Add in the reports, as covered earlier by Archie, that the team has turned down four different teams on trade offers for Mike Jenkins. While it is not always the wisest course to take the pronouncements from the front office at face value, there has been a steady litany that Jenkins will not be traded because the Cowboys need him worse than anyone else. He is seen as insurance for injury or a bridge for Morris Claiborne to learn the NFL game. Meanwhile, Jenkins is giving every sign of not being very happy about the situation. An argument could be made that getting a good deal for Mike would be the best way to go, given the risk of him being a distraction in the locker room. This video from last season doesn't exactly give me a warm fuzzy, although this was admittedly at the lowest point of the season for the Cowboys, right after they lost the second game with the New York Giants.
Still, I wonder.

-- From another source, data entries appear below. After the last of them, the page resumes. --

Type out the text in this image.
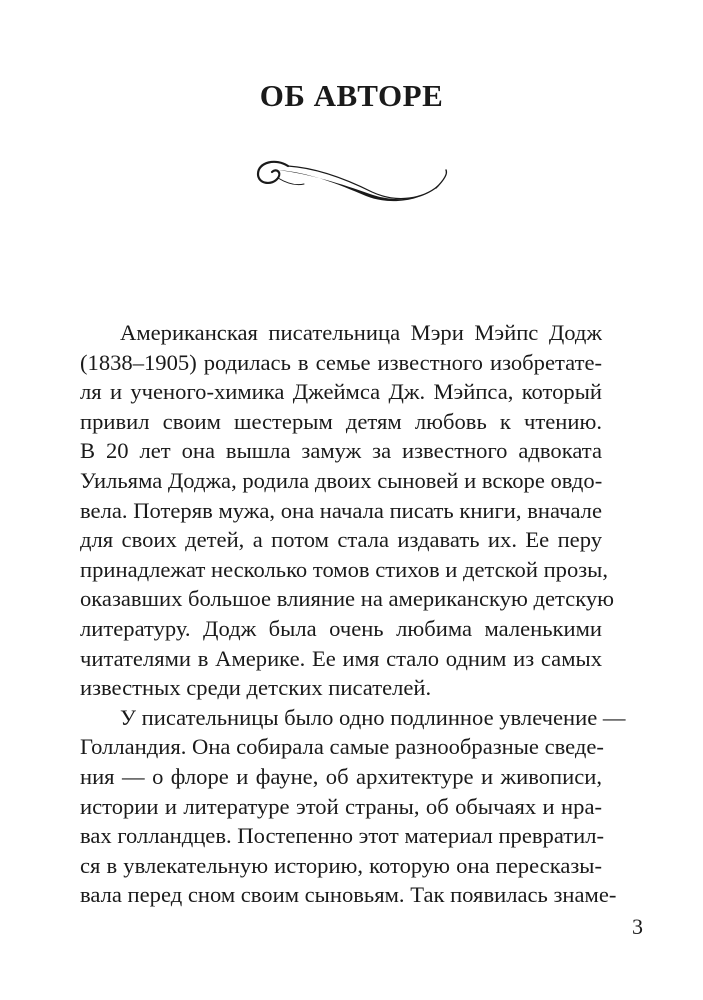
ОБ АВТОРЕ
Американская писательница Мэри Мэйпс Додж
(1838–1905) родилась в семье известного изобретате-
ля и ученого-химика Джеймса Дж. Мэйпса, который
привил своим шестерым детям любовь к чтению.
В 20 лет она вышла замуж за известного адвоката
Уильяма Доджа, родила двоих сыновей и вскоре овдо-
вела. Потеряв мужа, она начала писать книги, вначале
для своих детей, а потом стала издавать их. Ее перу
принадлежат несколько томов стихов и детской прозы,
оказавших большое влияние на американскую детскую
литературу. Додж была очень любима маленькими
читателями в Америке. Ее имя стало одним из самых
известных среди детских писателей.
У писательницы было одно подлинное увлечение —
Голландия. Она собирала самые разнообразные сведе-
ния — о флоре и фауне, об архитектуре и живописи,
истории и литературе этой страны, об обычаях и нра-
вах голландцев. Постепенно этот материал превратил-
ся в увлекательную историю, которую она пересказы-
вала перед сном своим сыновьям. Так появилась знаме-
3
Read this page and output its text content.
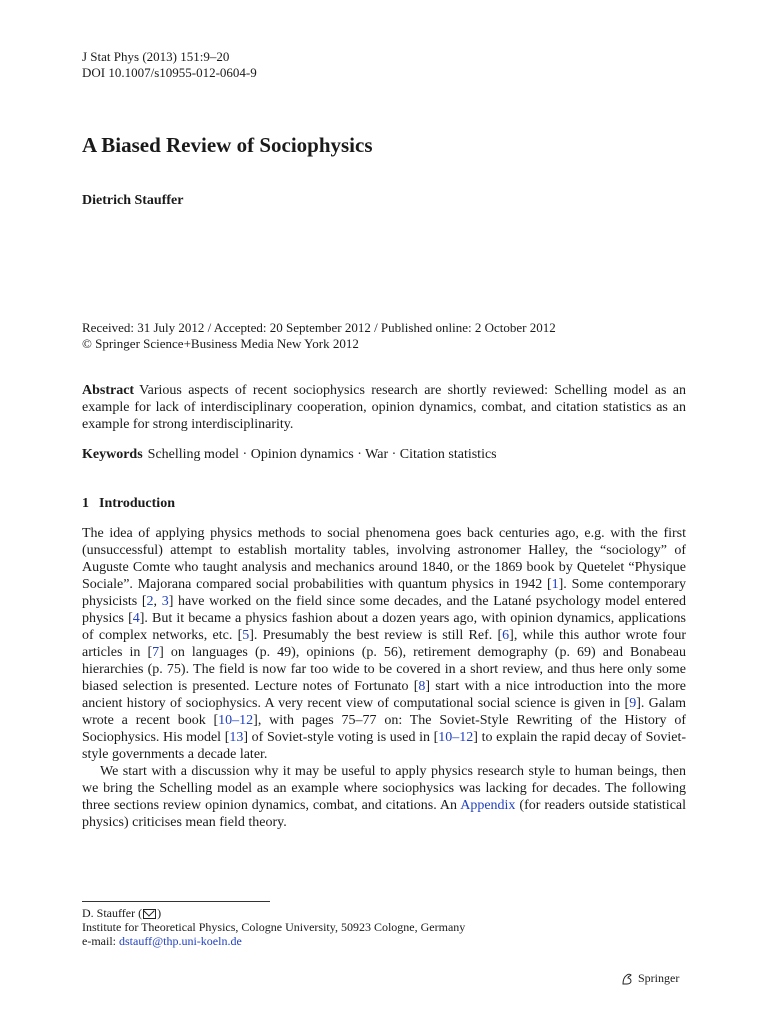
J Stat Phys (2013) 151:9–20
DOI 10.1007/s10955-012-0604-9
A Biased Review of Sociophysics
Dietrich Stauffer
Received: 31 July 2012 / Accepted: 20 September 2012 / Published online: 2 October 2012
© Springer Science+Business Media New York 2012
Abstract Various aspects of recent sociophysics research are shortly reviewed: Schelling model as an example for lack of interdisciplinary cooperation, opinion dynamics, combat, and citation statistics as an example for strong interdisciplinarity.
Keywords Schelling model · Opinion dynamics · War · Citation statistics
1 Introduction

The idea of applying physics methods to social phenomena goes back centuries ago, e.g. with the first (unsuccessful) attempt to establish mortality tables, involving astronomer Halley, the “sociology” of Auguste Comte who taught analysis and mechanics around 1840, or the 1869 book by Quetelet “Physique Sociale”. Majorana compared social probabilities with quantum physics in 1942 [1]. Some contemporary physicists [2, 3] have worked on the field since some decades, and the Latané psychology model entered physics [4]. But it became a physics fashion about a dozen years ago, with opinion dynamics, applications of complex networks, etc. [5]. Presumably the best review is still Ref. [6], while this author wrote four articles in [7] on languages (p. 49), opinions (p. 56), retirement demography (p. 69) and Bonabeau hierarchies (p. 75). The field is now far too wide to be covered in a short review, and thus here only some biased selection is presented. Lecture notes of Fortunato [8] start with a nice introduction into the more ancient history of sociophysics. A very recent view of computational social science is given in [9]. Galam wrote a recent book [10–12], with pages 75–77 on: The Soviet-Style Rewriting of the History of Sociophysics. His model [13] of Soviet-style voting is used in [10–12] to explain the rapid decay of Soviet-style governments a decade later.

We start with a discussion why it may be useful to apply physics research style to human beings, then we bring the Schelling model as an example where sociophysics was lacking for decades. The following three sections review opinion dynamics, combat, and citations. An Appendix (for readers outside statistical physics) criticises mean field theory.

D. Stauffer ( )
Institute for Theoretical Physics, Cologne University, 50923 Cologne, Germany
e-mail: dstauff@thp.uni-koeln.de
Springer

Whose decision is this? Is Jason Garrett on board with this, or is Jerry Jones throwing his weight around? Is this a hard and fast decision to keep Jenkins, or will Jerry back off as the season approaches if the team gets a really good offer (like a second round pick, however unlikely that may be)? Word is that the Indianapolis Colts plan to keep the offer on the table. Word is also that the offer doesn't matter, and that word is coming from Jerry Jones' mouth.
Maybe I am seeing this too seriously. But for the first time in a long time, I am very concerned about just what is going on with the team. I have built my hopes for the Cowboys as much on Jason Garrett having the controls firmly in his hands as much as I have on the talent of the new players, and it does not sit well with me to see signs that Jerry may be wanting to start reasserting himself so he can try to make one last run at the Lombardi. He turns 70 this year, and that personal window may well be the most important one.
I hope I am wrong, or that this will work itself out. Maybe one player is not that big an issue. Maybe a few weeks into training camp, the staff may have a very different opinion of what to do with Mike. Or maybe he will put out a big effort to get a big contract next year. I just am very concerned over the possibility of going for it all this year without regard for what it could cost.
I am still worried. I think the team can handle any outside attack, no matter what John Mara and Roger Goodell can cook up. But internal divisions can be fatal. I will be watching this with my fingers crossed.